I wish I was in one of those weird time-travel episodes of Family Guy, so a disgusted, full of regret me of the future grabs me by my jacket and yells to me “Don’t do it! NO! Save yourself, this is madness, MADNESS I TELL YOU!”

But, what did I do wrong? It’s just coffee, milk, sugar and hot water. Anyone could do it.

See what I am trying to say here?

These days, anyone can open up a text file, put “Hello World” in it then save it as .html. If they’re feeling adventurous, they will even do it in PHP. Heard of Photoshop? Easy.

Anyone can do that”, they say. Then things like this happen.

It only took a minute, so it’s easy. It’s not.
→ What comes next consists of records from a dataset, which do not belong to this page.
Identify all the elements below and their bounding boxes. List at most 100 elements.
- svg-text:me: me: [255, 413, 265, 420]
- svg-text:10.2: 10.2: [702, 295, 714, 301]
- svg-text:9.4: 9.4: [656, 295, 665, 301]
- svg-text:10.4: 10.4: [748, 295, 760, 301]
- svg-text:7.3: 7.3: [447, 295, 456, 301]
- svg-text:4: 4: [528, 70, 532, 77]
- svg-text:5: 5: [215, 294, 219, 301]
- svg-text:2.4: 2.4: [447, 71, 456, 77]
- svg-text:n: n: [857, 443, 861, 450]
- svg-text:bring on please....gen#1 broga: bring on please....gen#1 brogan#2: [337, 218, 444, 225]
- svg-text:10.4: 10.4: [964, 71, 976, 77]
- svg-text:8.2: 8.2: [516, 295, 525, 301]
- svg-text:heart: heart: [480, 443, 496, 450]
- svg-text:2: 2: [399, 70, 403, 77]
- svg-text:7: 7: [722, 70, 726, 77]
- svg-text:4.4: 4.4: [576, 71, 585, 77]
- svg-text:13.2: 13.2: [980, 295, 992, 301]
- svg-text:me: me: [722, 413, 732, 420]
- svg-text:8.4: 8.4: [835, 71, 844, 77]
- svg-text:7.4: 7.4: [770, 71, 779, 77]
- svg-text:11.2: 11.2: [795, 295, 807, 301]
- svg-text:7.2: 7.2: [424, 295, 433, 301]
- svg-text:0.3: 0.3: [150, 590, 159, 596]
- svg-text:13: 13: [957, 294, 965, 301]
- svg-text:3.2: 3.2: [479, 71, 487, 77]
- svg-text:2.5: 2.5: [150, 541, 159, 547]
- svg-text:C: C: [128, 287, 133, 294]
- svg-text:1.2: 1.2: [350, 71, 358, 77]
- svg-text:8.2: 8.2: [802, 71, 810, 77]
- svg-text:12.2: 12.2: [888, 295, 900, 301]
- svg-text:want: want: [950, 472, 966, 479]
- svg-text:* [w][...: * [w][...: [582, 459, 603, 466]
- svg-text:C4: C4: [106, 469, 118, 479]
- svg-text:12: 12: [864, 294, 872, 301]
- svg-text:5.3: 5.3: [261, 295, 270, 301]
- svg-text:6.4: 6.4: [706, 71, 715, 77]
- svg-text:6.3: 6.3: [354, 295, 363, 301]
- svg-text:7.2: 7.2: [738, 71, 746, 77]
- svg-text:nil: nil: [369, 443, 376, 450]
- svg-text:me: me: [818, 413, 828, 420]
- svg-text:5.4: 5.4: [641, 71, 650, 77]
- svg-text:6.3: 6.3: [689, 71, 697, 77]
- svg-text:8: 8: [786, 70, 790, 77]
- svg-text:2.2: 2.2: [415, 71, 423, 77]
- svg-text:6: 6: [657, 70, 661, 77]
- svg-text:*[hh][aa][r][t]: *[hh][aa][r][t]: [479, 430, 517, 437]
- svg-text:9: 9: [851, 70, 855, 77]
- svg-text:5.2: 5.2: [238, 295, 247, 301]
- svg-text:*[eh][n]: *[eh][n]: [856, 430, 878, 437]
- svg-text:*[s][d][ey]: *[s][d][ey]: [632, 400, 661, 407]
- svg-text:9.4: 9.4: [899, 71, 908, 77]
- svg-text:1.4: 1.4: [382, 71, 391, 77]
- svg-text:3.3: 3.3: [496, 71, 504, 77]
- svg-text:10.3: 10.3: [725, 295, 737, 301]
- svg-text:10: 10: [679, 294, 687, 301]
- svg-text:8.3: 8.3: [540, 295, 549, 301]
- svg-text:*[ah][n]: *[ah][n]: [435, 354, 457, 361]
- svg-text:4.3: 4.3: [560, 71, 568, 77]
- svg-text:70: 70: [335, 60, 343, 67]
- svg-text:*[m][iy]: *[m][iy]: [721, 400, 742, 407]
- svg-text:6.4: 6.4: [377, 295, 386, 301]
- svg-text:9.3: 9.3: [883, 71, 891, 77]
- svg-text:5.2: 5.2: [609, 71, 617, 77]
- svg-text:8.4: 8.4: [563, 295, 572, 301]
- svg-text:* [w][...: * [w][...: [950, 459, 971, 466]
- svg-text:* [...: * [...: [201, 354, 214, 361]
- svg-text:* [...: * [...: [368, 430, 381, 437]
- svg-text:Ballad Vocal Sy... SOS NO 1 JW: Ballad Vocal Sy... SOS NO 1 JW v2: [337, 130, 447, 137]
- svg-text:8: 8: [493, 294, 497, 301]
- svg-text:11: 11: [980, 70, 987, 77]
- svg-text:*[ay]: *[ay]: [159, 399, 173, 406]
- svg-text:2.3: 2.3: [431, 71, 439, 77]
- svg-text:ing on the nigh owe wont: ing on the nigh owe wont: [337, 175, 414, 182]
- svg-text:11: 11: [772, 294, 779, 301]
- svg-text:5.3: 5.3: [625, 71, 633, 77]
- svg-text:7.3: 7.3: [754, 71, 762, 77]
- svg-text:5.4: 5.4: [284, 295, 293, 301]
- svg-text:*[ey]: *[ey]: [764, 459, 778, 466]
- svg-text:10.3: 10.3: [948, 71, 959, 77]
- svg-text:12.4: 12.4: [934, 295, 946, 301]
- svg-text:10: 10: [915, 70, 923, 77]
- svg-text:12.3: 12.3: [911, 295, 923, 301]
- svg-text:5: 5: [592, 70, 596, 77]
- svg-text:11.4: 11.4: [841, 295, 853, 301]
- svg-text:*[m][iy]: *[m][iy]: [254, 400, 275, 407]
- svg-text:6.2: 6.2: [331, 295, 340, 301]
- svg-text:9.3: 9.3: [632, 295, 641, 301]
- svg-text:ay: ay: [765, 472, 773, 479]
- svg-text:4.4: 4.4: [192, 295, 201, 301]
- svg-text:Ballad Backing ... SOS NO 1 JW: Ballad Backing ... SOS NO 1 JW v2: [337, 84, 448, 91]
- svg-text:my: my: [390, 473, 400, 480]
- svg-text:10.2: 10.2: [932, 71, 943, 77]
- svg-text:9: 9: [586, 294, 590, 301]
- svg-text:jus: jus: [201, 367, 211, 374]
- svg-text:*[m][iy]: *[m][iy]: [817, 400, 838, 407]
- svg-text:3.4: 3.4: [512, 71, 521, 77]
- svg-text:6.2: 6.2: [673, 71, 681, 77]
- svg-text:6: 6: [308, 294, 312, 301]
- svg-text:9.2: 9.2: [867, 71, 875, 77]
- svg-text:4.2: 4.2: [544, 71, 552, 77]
In the sage words of The Oatmeal, talking about clients that want to design their own sites instead of letting the professional do it:

“If you were an engineer designing the turbine of a commercial airplane, would they interfere, I wonder?”

It’s not something that you can find in your room or in your kitchen? Oh yeah, it must be difficult. It’s not like it’s graphic design, amirite?

Behind that cup of wonderful, marvellous, succinct and delicious coffee there’s hours of training and practise, experience, careful technique, trial and error, concentration and a well thought recipe that has been researched for years. As you may imagine, our job isn’t any different.

So the next time you’re making a cup of coffee, don’t forget that it’s not only coffee, sugar, hot water and milk.

P.S: I didn’t actually learnt this from coffee, but I wanted to make sure I got the metaphor across. I’ve know this for years. You known, being a developer and all.

P.P.S: Thanks to @webjac for the tip and for making me post this to Medium. Perhaps more rambling to come.